If you love pad thai, also try our autumn sweet potato pad thai or summer peach and grilled chicken pad thai. Carrot noodles are really easy to make, too. All you need is a handy ol’ vegetable peeler. Since pad thai noodles are typically wider, using a vegetable peeler helps mimic their width. It’s a versatile recipe so you can add more vegetables like finely sliced bell pepper or cabbage, serve it with grilled chicken breasts, or make it vegetarian and swap the shrimp for tofu. It comes together quickly and since it’s all made in one pan, clean-up is a breeze! The takeout version of pad thai can have unwanted ingredients, and be high in calories, sugar, and sodium. That’s why we like to make it ourselves! This carrot noodle version has all the familiar pad thai flavors we love, but with only clean ingredients and an extra nutritional boost.

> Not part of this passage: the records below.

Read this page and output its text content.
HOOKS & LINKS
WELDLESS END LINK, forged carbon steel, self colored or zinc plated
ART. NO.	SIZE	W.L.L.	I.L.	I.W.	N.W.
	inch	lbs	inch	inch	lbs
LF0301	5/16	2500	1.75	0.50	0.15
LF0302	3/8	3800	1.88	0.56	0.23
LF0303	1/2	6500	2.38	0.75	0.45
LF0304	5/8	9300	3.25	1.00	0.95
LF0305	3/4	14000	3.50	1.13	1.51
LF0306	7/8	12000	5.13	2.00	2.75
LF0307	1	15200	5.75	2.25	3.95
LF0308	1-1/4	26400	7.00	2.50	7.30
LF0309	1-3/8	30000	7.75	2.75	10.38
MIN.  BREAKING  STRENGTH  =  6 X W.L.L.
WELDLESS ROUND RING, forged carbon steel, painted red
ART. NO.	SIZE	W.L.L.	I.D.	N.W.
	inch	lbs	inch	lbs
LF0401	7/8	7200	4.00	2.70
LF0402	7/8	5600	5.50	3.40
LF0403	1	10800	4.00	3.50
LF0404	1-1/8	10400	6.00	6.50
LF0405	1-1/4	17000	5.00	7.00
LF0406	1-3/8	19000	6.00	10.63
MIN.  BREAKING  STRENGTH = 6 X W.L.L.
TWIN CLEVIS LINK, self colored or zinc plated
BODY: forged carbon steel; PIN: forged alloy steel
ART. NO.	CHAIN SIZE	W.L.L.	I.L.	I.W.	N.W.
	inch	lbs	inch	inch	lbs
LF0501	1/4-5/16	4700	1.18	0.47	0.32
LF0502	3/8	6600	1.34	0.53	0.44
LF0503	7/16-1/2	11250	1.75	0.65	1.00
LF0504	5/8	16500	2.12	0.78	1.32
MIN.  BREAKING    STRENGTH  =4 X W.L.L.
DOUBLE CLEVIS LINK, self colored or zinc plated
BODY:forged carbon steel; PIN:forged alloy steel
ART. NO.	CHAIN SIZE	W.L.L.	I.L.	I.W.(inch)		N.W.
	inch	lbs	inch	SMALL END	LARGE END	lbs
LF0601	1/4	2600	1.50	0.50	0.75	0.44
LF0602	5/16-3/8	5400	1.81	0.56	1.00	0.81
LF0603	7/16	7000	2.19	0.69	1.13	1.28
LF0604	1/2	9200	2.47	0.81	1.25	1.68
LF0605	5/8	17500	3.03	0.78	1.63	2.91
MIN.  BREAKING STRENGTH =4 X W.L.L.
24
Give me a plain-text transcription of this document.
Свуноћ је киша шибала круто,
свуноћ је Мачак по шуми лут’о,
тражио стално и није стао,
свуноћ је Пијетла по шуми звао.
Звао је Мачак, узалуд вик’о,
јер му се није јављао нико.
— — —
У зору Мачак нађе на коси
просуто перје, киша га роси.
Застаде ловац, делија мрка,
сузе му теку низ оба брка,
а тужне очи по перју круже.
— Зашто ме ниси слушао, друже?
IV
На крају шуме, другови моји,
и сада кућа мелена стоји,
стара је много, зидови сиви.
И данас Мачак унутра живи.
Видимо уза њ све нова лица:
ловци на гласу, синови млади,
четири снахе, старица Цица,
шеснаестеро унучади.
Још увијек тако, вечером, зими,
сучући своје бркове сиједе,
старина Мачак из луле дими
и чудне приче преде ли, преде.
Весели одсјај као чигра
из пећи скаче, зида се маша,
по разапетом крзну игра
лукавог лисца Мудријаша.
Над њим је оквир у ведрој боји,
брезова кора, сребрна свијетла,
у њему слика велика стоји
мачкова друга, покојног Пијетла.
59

Tamarind paste – look for tamarind paste in a jar at your grocery store. If you can’t find it, it also comes in a block which you can soak in a little hot water before you remove the seeds and pulp. Palm sugar (or coconut sugar) – brown sugar also works well. Fish sauce – adds an intensely rich flavor to dishes. Soy sauce – use gluten-free if needed. Tamari or coconut aminos also work well. Carrots – large carrots tend to work best. If they’re older winter carrots, we peel them first. If we’re buying them fresh from the farmer’s market in the summer, we don’t. Oil – any neutral cooking oil works well here like olive, coconut, or avocado oil. Prawns – if your prawns are unshelled, make sure to remove the shell and devein them before cooking. Eggs – eggs are a classic pad thai ingredient and add protein to this delicious vegetable-based dish. Veggies: onion, garlic, bean sprouts, green onions, cilantro, and lime Toppings: Sriracha, chopped red chili, extra scallions, cilantro, and whole peanuts – you could swap the peanuts for cashews, add Thai basil, or sprinkle on red pepper flakes for a little added heat.

Rotate the carrot every few peels to get noodles of the same width. Pull the vegetable peeler towards you so the noodles are slightly thicker. When the carrot is too small to hold, set it down on a cutting board at the edge of your counter. The blade can have contact with the carrot until it is very thin this way, so you can get the most from them. Count on 2-3 carrots per person.

We make this veggie noodle pad thai on nights when we’re craving something light and nourishing.

To turn it into a heartier family dinner, serve it with some juicy baked chicken thighs, lemongrass grilled chicken with sriracha mayo, or thai chicken skewers with peanut satay sauce.